The Identity of a Steward
You asked earlier if grief had become our identity, and I think what we had chosen instead, and I think grief would be related to that, is that we see ourselves as stewards. As believers God entrusts us with many different things. We read the parable of The Talents in the Scriptures. They’re entrusted to us for one purpose: a return for His Kingdom. What has helped us from taking on that identity and what helped us pretty immediately during Gabe’s life, and the years since his death, is to see that this is what God entrusted to us.
It’s not what we would have asked for. Even being here with you around the microphone, I mean David and I are comfortable in front of microphones so we further see this is what God has entrusted to us so we are seeking to be good stewards with it.”
The Respite Retreat
“Similarly, the Respite Retreat weekends we do for couples who’ve lost children, we do these retreats and the couples walk in and they’re so sad and over the weekend they experience the relief of being in a room where everybody in the room gets it and understands it. They’ve come from places where they feel like everybody walks on eggshells when they get near them and it’s so awkward to go into a crowd, and they get in this room and they hear other couples articulating things they have felt and thought and they think ‘Oh, I’m not crazy and I’m not alone.’
Then by the time the weekends over they don’t want to go home, so that has been an incredible way for David and I to be good stewards. People ask us all the time, “Why would you want to do that?” Honestly, sometimes we’re driving out there on the weekend and we’re thinking we’re spending the weekend with eleven couples who are in so much pain. Why would we want to do that? But then on Sunday when we drive away we say, ‘That’s why.”

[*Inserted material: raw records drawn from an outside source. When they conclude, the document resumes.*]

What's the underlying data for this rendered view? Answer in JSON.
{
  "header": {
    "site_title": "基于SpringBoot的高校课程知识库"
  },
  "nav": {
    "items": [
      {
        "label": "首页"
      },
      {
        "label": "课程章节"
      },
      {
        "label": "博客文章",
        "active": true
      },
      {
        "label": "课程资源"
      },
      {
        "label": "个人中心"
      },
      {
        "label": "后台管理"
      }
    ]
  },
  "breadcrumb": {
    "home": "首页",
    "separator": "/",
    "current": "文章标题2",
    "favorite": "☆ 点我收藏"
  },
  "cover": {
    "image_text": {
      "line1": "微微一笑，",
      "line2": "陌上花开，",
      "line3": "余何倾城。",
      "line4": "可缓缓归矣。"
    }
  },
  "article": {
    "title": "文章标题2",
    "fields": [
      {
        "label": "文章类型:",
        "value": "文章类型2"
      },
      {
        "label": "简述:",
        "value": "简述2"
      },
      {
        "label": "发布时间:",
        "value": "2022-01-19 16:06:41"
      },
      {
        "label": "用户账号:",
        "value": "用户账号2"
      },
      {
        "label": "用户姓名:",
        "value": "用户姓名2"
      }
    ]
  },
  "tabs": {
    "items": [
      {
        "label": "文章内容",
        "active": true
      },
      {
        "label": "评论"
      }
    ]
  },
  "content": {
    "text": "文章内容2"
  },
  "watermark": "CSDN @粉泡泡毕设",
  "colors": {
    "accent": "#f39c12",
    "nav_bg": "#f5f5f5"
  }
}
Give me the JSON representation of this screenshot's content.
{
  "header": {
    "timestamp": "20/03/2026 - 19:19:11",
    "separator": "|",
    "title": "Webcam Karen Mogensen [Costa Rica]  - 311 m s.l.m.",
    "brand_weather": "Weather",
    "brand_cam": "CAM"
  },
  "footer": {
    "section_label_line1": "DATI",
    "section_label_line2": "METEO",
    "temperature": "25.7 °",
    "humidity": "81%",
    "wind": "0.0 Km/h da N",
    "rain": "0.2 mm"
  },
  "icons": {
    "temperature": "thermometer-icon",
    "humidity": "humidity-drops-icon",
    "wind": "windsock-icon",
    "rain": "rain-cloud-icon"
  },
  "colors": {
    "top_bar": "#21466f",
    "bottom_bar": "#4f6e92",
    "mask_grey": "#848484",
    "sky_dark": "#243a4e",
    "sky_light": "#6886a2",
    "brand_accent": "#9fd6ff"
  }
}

David and Nancy Guthrie’s Encouragement For Parents Who Have Lost Children
“In your incredible loneliness of grief, lean toward and give grace to that one person who ties you most closely to that child you have lost. Give each other a lot of grace to grieve in your own way and in your own timing. Nancy and I actually wrote a little book together called When Your Family’s Lost a Loved One. It’s a great little book, mainly because it’s got contributors from all different walks and experiences of loss, but one thing that I wrote in there; it’s a tiny portion of the book, and it’s not worth buying the book for this, but it seems to really help guys and couples.
It encourages men who are going through grief, fathers who are going through grief, and trying to get their wife through it and get themselves through it, and get their family through it is: just show up; step up; this is an opportunity to be that husband, to be that father, and you don’t have to get it perfect. Us guys, we like to know how to do stuff; we like to do it right. Just step up and be willing to walk through this with your wife and you’re not a jerk; you’re not doing it wrong. It will feel like that, but just keep going, keep moving, and stay present and be there.”